Financial services business background helps CTO tie IT strategy to the bottom line

Don Buskard didn’t toil away in the wiring closet before stepping out to climb the technology ranks. The senior vice president and CTO in the IT group of AXA Financial Services in New York spent 10 years on the business side of the financial services first. “It’s a good base to build on,” the CTO says.

And with that foundation, Buskard imparts a philosophy of service to his IT staff of 150. “To me the success in technology management isn’t the management of technology, it’s [about] the relationship with the customer,” he says. “If you’re aware of what [customers] want to do … you will come up with good solutions.”

As CTO, Buskard is responsible for the long-term technology direction of AXA Financial Services, which has approximately $441 billion in assets. “I oversee the long-range technology planning for AXA Financial. That involves everything from how we would use mainframes to distributive technologies to wireless to desktop to support of our customers, our sales associates, and our home-office knowledge workers,” Buskard says.

Buskard runs the company’s internal e-business steering committee and has e-business development staff reporting to him. His supervisor, CIO Bill Levine, oversees solution development for business areas, security, and vendor management. “I am responsible for all of our deep tech stuff, our DBAs [database administrators], our technical architectures, our information architectures — technologies integral to our strategic planning,” Buskard says. 

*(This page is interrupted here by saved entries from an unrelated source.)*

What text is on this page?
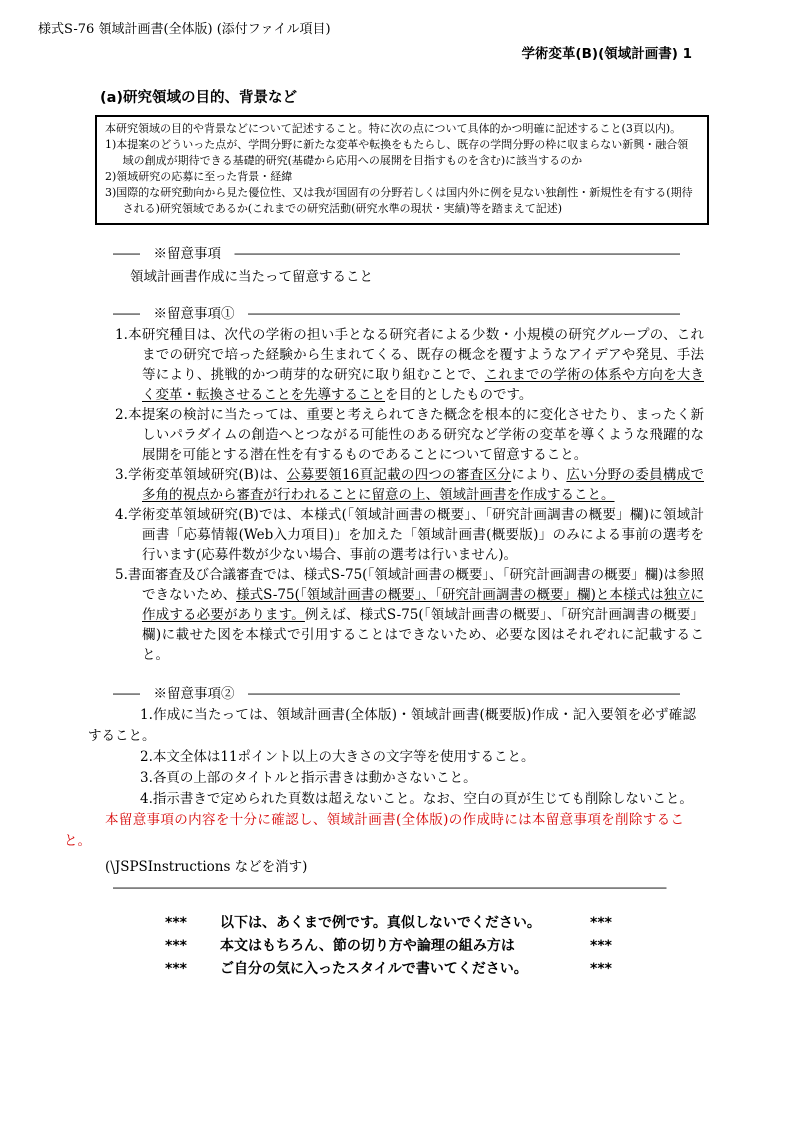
様式S-76 領域計画書(全体版) (添付ファイル項目)
学術変革(B)(領域計画書) 1
(a)研究領域の目的、背景など

本研究領域の目的や背景などについて記述すること。特に次の点について具体的かつ明確に記述すること(3頁以内)。

1)本提案のどういった点が、学問分野に新たな変革や転換をもたらし、既存の学問分野の枠に収まらない新興・融合領域の創成が期待できる基礎的研究(基礎から応用への展開を目指すものを含む)に該当するのか

2)領域研究の応募に至った背景・経緯

3)国際的な研究動向から見た優位性、又は我が国固有の分野若しくは国内外に例を見ない独創性・新規性を有する(期待される)研究領域であるか(これまでの研究活動(研究水準の現状・実績)等を踏まえて記述)

――　※留意事項　―――――――――――――――――――――――――――――――――

領域計画書作成に当たって留意すること

――　※留意事項①　――――――――――――――――――――――――――――――――

1.本研究種目は、次代の学術の担い手となる研究者による少数・小規模の研究グループの、これまでの研究で培った経験から生まれてくる、既存の概念を覆すようなアイデアや発見、手法等により、挑戦的かつ萌芽的な研究に取り組むことで、これまでの学術の体系や方向を大きく変革・転換させることを先導することを目的としたものです。

2.本提案の検討に当たっては、重要と考えられてきた概念を根本的に変化させたり、まったく新しいパラダイムの創造へとつながる可能性のある研究など学術の変革を導くような飛躍的な展開を可能とする潜在性を有するものであることについて留意すること。

3.学術変革領域研究(B)は、公募要領16頁記載の四つの審査区分により、広い分野の委員構成で多角的視点から審査が行われることに留意の上、領域計画書を作成すること。

4.学術変革領域研究(B)では、本様式(「領域計画書の概要」、「研究計画調書の概要」欄)に領域計画書「応募情報(Web入力項目)」を加えた「領域計画書(概要版)」のみによる事前の選考を行います(応募件数が少ない場合、事前の選考は行いません)。

5.書面審査及び合議審査では、様式S-75(「領域計画書の概要」、「研究計画調書の概要」欄)は参照できないため、様式S-75(「領域計画書の概要」、「研究計画調書の概要」欄)と本様式は独立に作成する必要があります。例えば、様式S-75(「領域計画書の概要」、「研究計画調書の概要」欄)に載せた図を本様式で引用することはできないため、必要な図はそれぞれに記載すること。

――　※留意事項②　――――――――――――――――――――――――――――――――

1.作成に当たっては、領域計画書(全体版)・領域計画書(概要版)作成・記入要領を必ず確認すること。

2.本文全体は11ポイント以上の大きさの文字等を使用すること。

3.各頁の上部のタイトルと指示書きは動かさないこと。

4.指示書きで定められた頁数は超えないこと。なお、空白の頁が生じても削除しないこと。

本留意事項の内容を十分に確認し、領域計画書(全体版)の作成時には本留意事項を削除すること。

(\JSPSInstructions などを消す)

―――――――――――――――――――――――――――――――――――――――――

***	以下は、あくまで例です。真似しないでください。	***
***	本文はもちろん、節の切り方や論理の組み方は	***
***	ご自分の気に入ったスタイルで書いてください。	***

Part of Buskard’s strategy is to maintain a low cost for IT support. The CTO refuses to share AXA’s actual costs but says it’s below the industry average. The key to protecting these low cost averages, according to Buskard, is keeping legacy applications intact while increasing access and functionality for internal and external customers and support staff. “What I’ve done is use middleware to put a layer of functionality in front of legacy applications,” Buskard says.

To achieve this goal, AXA moved from a legacy CORBA environment to a single solution with WebSphere MQ middleware that delivers a common way for applications to access data contained in back-end systems. One feature allows sales associates to know who the company’s best customers are easier and quicker than before, Buskard says.

Bob Skinner, executive vice president of worldwide sales at Chantilly, Va.-based ERP solutions provider Icode, says this is a common strategy, especially in this economy. “From a standpoint of total cost of ownership and time to market, it’s easier to leverage your investments in your middleware than reinvest in an ERP application at this point in time.”

Next, Buskard is exploring metadirectory technology that would allow him to join Siebel’s sales force automation and PeopleSoft HR directories. “Rather than having two independent directories, you’ll have a metadirectory. And updates hit all directories. That is intriguing. With all the middleware that we have, all the independent directories — it’s [a cost-saver],” Buskard says.

Because of Buskard’s time on the financial side of the business, he knows just how valuable this kind of technology can be in getting financial services products to market quickly, while keeping costs in check. The focus has to be on the bottom line — something that is supported at the very highest levels of AXA Financial, according to Buskard. “When technology managers don’t have an awareness of the business and products, they tend to try to recommend things that aren’t a good fit for where [the business] wants to go.”